A few days ago, I was lucky enough to be part of a 3D online chat with Malcolm Gladwell in Mingleverse. Gladwell published a series of books discussing certain talents of people, starting with “Tipping Point” and later with “Outliers”- people that are out of the ordinary and carry certain talents the big majority does not have. Steve Jobs would be such an “outlier,” in terms of his product ideas, but certainly in his ability to sell his ideas to us.
Gladwell believes that Jobs is an outlier among other outliers that came into this industry at the dawn and “ground floor of the digital innovation era.” He is part of a group that interestingly was born in a very narrow time frame.
For example, if you look at the birth dates of Bill Gates, Bill Joy, Steve Jobs, Scott McNealy, or Eric Schmidt, you would find that they all were born within twelve months of each other. And each one of them has a certain talent that made them an outlier and, to a certain degree, provided them with significant breaks during their career that enabled them to climb to the spot they are in today. Now don’t take that as an excuse that you are not Bill Gates. But it was an interesting side note.
What makes Steve Jobs so successful, according to Gladwell, is his talent to “watch, learn and perfect – swiftly and effectively.” The author said that the Apple co-founder, has matured the art of “perfecting someone else’s innovation.”
I can’t really find fault with this thought. Look at the iMac, the Macbook, the iPod, iTunes, the iPhone, and now the iPad. They are all better versions of what we have had before.
To be direct, it’s easy to say that Jobs steals obvious ideas and “simply” corrects the mistakes others have made and were blind enough not to fix themselves. So what about the iPad? What makes the iPad different from the 2000 tablet versions is the ubiquity of affordable wireless access, decent battery life, more advanced touchscreens and attractive content. Lots of attractive content.

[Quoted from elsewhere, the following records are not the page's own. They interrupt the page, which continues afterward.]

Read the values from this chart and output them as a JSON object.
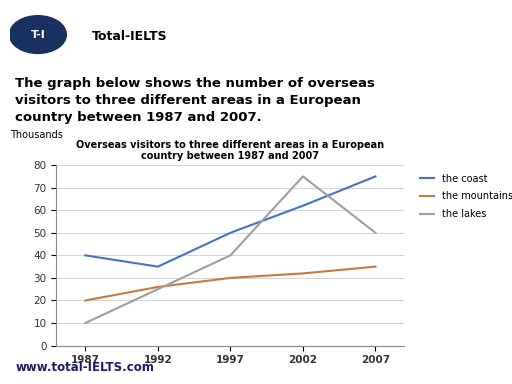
{
  "title_line1": "Overseas visitors to three different areas in a European",
  "title_line2": "country between 1987 and 2007",
  "ylabel": "Thousands",
  "years": [
    1987,
    1992,
    1997,
    2002,
    2007
  ],
  "coast": [
    40,
    35,
    50,
    62,
    75
  ],
  "mountains": [
    20,
    26,
    30,
    32,
    35
  ],
  "lakes": [
    10,
    25,
    40,
    75,
    50
  ],
  "coast_color": "#4472C4",
  "mountains_color": "#C87941",
  "lakes_color": "#9E9E9E",
  "ylim": [
    0,
    80
  ],
  "yticks": [
    0,
    10,
    20,
    30,
    40,
    50,
    60,
    70,
    80
  ],
  "xticks": [
    1987,
    1992,
    1997,
    2002,
    2007
  ],
  "legend_labels": [
    "the coast",
    "the mountains",
    "the lakes"
  ],
  "bg_color": "#ffffff",
  "logo_bg": "#1a3060",
  "logo_text": "T-I",
  "brand_text": "Total-IELTS",
  "header_line1": "The graph below shows the number of overseas",
  "header_line2": "visitors to three different areas in a European",
  "header_line3": "country between 1987 and 2007.",
  "footer_text": "www.total-IELTS.com"
}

While you can accuse Apple to have simply stolen an idea on one side, you have to give them credit that they have created a device that integrates mature technology we are all used to and content we love to consume and spend our money on. There is a very sophisticated and very strong ecosystem built around the iPad – an ecosystem that may not only carry the success of iPad sales, but also build a massive revenue machine that could turn Apple into a global content monopoly – audio, video, books. Scary, if you think about it.

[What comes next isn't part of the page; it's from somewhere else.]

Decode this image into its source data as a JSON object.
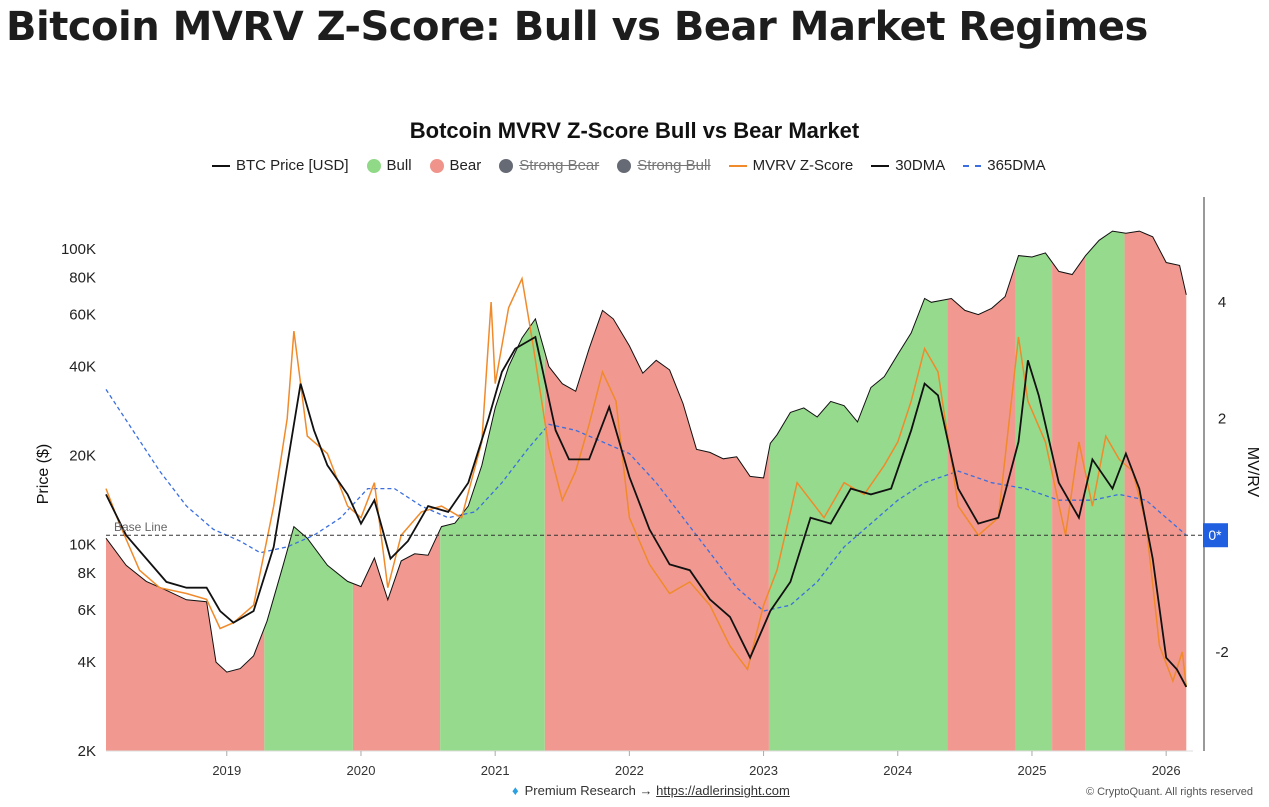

Gladwell said that Jobs, now in its second life at Apple, has turned from a person who tried to create entirely new products into a much more evolutionary figure.

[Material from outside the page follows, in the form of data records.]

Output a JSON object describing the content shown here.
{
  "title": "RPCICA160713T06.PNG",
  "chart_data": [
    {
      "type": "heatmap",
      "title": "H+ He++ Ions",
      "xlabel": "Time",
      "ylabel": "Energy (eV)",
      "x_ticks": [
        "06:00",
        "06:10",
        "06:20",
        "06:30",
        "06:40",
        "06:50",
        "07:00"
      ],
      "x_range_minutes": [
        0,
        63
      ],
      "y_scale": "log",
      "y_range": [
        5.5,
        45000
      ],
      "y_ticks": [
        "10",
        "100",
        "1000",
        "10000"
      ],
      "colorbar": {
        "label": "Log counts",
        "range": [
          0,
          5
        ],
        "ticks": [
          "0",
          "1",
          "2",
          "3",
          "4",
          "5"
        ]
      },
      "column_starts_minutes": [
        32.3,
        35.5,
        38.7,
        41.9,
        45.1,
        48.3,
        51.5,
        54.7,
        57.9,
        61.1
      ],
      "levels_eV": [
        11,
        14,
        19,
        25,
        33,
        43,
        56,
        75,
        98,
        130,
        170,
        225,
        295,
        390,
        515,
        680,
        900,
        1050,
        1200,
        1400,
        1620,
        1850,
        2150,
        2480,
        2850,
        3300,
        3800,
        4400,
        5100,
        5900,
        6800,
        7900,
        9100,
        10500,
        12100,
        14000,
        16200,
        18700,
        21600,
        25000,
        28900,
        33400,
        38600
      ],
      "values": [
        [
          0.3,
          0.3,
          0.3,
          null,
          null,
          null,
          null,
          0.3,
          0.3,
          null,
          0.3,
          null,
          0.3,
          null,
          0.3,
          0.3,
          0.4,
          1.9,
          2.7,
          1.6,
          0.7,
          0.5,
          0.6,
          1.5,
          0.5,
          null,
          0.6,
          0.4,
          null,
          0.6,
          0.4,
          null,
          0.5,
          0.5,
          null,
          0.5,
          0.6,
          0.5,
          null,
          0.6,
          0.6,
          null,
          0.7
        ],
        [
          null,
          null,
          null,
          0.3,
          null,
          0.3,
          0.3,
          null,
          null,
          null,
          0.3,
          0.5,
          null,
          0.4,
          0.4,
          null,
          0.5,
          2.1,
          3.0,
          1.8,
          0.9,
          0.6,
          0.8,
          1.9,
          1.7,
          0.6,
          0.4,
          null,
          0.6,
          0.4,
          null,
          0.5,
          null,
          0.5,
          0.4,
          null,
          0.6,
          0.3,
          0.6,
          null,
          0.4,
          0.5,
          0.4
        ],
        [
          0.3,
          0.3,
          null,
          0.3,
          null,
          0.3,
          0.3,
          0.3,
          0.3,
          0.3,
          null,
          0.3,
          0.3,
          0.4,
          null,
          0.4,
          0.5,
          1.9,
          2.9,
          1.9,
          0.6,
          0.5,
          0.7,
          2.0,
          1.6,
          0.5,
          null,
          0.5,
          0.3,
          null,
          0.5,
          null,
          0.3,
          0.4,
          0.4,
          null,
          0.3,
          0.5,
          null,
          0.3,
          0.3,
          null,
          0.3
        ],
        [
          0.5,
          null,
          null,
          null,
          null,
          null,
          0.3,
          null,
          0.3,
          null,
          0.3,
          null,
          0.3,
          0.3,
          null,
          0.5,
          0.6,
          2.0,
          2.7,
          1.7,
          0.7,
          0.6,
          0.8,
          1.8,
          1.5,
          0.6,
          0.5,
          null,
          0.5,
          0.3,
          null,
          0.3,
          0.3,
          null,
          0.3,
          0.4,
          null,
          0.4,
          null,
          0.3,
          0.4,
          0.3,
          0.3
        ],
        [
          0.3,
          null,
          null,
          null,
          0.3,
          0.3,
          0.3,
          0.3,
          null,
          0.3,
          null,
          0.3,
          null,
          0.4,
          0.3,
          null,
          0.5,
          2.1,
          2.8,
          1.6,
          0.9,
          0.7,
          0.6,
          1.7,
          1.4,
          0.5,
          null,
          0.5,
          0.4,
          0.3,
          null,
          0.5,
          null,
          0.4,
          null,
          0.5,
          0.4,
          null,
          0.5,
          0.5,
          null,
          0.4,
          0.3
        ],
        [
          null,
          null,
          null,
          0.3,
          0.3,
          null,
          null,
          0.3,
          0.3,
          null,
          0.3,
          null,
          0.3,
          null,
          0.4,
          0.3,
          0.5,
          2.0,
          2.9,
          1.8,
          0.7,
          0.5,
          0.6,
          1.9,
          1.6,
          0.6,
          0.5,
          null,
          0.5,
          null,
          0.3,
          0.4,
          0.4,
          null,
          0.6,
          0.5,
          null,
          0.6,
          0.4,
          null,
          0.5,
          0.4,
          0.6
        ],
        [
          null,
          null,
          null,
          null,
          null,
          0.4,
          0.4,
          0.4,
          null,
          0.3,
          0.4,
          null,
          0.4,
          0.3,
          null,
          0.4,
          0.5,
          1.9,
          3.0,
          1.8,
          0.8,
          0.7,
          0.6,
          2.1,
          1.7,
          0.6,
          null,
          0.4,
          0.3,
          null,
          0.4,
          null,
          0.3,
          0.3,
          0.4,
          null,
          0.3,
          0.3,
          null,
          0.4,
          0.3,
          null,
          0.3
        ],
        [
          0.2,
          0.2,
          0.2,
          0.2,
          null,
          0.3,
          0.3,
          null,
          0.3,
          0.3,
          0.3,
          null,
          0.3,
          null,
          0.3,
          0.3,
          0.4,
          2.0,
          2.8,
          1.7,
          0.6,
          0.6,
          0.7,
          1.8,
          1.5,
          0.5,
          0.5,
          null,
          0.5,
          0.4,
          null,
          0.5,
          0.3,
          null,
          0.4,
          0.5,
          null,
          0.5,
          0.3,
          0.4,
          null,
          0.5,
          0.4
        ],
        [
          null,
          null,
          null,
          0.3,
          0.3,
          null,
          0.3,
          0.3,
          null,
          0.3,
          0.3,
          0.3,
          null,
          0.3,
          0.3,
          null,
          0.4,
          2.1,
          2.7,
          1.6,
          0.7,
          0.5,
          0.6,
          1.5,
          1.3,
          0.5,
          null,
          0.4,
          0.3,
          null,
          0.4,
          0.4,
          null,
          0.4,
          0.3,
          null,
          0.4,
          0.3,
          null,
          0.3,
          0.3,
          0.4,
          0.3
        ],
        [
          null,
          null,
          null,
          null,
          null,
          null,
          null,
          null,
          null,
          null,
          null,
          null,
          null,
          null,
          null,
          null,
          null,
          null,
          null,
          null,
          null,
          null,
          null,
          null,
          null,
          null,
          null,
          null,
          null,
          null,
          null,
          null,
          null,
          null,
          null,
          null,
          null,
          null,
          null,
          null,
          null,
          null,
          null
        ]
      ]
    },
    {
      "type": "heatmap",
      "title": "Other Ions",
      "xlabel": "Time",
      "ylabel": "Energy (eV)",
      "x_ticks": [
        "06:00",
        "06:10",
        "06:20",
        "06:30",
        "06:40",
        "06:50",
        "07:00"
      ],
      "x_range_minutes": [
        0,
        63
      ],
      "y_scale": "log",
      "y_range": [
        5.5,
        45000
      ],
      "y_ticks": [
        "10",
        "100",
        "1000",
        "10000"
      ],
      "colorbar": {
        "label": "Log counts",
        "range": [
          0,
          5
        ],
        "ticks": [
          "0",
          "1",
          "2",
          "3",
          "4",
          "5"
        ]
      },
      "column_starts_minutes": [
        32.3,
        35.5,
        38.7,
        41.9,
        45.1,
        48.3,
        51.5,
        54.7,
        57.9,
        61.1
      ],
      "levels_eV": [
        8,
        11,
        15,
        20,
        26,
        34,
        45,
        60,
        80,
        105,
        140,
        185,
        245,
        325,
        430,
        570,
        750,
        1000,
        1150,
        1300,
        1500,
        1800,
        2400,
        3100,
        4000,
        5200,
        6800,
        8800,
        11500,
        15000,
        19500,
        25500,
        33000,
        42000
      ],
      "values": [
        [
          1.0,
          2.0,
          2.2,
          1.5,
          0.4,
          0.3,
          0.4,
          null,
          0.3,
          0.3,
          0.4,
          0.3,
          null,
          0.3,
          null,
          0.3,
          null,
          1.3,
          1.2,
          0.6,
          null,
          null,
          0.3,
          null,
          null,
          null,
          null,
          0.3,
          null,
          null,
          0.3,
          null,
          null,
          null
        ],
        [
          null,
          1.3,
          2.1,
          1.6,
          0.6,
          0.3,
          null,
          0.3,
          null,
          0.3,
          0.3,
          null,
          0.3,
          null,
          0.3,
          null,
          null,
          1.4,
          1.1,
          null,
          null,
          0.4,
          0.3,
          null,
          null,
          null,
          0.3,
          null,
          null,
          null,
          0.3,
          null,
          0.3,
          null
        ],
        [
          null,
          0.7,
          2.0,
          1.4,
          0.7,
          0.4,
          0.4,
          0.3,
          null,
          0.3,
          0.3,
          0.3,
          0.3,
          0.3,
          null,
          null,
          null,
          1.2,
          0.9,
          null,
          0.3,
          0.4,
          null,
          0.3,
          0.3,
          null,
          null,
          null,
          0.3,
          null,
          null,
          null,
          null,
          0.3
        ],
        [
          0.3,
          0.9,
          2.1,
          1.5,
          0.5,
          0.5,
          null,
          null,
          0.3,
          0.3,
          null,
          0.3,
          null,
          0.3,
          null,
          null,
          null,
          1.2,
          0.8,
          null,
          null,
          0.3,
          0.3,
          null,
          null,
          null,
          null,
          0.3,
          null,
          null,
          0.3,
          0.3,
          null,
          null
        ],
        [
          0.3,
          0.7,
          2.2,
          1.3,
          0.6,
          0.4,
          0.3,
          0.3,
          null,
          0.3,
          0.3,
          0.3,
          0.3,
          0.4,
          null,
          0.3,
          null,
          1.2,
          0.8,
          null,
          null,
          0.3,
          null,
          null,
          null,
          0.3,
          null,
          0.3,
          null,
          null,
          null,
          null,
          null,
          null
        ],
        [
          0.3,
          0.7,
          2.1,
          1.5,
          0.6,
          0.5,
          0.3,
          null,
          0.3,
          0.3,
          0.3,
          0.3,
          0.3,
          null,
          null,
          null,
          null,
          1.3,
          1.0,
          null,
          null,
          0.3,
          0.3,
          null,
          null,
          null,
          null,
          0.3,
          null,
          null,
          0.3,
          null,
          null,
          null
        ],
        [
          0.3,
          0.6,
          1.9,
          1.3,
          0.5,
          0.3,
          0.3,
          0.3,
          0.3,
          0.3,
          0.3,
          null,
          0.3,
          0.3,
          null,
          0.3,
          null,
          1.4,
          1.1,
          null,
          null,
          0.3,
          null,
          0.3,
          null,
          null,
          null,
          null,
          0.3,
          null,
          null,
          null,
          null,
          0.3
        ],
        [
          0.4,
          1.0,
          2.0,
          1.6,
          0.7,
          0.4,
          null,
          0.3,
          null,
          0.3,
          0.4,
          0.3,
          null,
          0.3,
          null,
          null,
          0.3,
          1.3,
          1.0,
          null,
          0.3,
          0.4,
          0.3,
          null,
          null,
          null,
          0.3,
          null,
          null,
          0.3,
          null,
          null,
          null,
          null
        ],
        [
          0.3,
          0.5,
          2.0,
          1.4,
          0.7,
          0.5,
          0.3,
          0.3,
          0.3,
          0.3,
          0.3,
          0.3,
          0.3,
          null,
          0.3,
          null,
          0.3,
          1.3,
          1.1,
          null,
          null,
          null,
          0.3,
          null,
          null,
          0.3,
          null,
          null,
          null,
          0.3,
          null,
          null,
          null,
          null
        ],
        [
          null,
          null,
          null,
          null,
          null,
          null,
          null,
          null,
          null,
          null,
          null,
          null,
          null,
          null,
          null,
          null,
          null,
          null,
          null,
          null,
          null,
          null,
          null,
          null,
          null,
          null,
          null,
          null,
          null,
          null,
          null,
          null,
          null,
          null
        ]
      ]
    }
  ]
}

“Evolutionary innovation can be much more powerful than revolutionary innovation,” Gladwell said. “I am much more interested in quickly reacting to trends than to predicting trends. That is what Steve Jobs does.”
By Gladwell’s definition, Jobs would be an outlier who has the extraordinary talent to spot and exploit market potential in failed products or products whose flaws may slow an entire industry. On the other hand, Jobs’ isn’t so successful at creating and marketing “revolutionary” products. Apple’s history has plenty of product failures that were attempts to pioneer a new product category: Think back to the Newton, which is generally considered to be the pioneer of handheld devices, or the Cube desktop from 2002, or, more recently, the Apple TV.
There is not one product that has pioneered a product category and was as successful as those that profited from the failures of others. Conceivably, Steve Jobs has built a $185 billion empire on the talent to “watch, learn and perfect,” if we believe Malcolm Gladwell.
An interesting take, if you think about it. And it makes you wonder who may have that outlier talent to detect “evolutionary” opportunities at Apple after Steve Jobs. And if Apple loses that talent, will Apple be able to survive without it? Can Apple become a true innovator?